I find audio great with mood. Makes the scary parts more scary, the funny parts more funny, cues us to dangerous areas, or safe ones. Not required but a nice touch.

My DM uses tabletop audio and sometimes OST from games or movies. Whatever fits the vibe they want.

My in person game moved to Fantasy Grounds when Covid locked us down and pretty much everyone hated it. Transferring characters was a pain, homebrew stuff was a pain, people without decent desktops were trying to follow along on phones and tablets and getting frustrated and people started dropping off in a hurry. Eventually I just used FG for moving my character around on the map and rolling dice but tracked everything else on paper. A handful of us stuck the game out for a year to its end (DM got accepted to a program that was going to eat all his time) but we tolerated it for the sake of playing.
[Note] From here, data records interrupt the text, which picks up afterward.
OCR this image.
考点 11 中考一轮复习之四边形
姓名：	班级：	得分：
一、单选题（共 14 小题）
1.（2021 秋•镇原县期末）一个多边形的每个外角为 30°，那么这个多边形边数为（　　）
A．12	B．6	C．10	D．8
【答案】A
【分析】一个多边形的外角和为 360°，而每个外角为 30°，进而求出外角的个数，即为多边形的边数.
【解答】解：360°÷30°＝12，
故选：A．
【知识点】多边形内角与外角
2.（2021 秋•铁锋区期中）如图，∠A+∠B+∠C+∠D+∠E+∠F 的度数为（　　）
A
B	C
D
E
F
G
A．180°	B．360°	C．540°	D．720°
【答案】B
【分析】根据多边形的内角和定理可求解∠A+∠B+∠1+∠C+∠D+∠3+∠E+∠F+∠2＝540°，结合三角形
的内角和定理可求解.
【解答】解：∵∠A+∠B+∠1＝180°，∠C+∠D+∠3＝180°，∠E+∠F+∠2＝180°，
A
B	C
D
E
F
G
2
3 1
As already pointed out, people put less priority on the game – myself included – because sitting in your home dinking on the computer is a different social feeling than meeting up at a table in person. It felt less like I was blocking time off for an independent activity vs “things I do at home in the evening”.

On a more positive note, one of the guys from the Fantasy Grounds group invited me into a Starfinder game on Roll20. That’s gone considerably smoother though it’s in large part due to a couple of the guys being coding nerds and willing to write the macros and formulas to make the character sheets run smooth. But, since the game started online, I guess I feel the loss of the in-person aspects less and wouldn’t be playing at all otherwise since half the guys live a couple states away.

I have a 5e campaign brewing to run but already know that I’m either going to run it in person or not at all. As rocky as my player experience has been, I have zero interest in trying to run the game online. On the flip side, once my Kickstarted copy of Twilight:2000 arrives and I get a chance to read through it, I might consider running a game of that online. It feels more tactical and action/survival oriented than trying to do emotive roleplaying into my headset.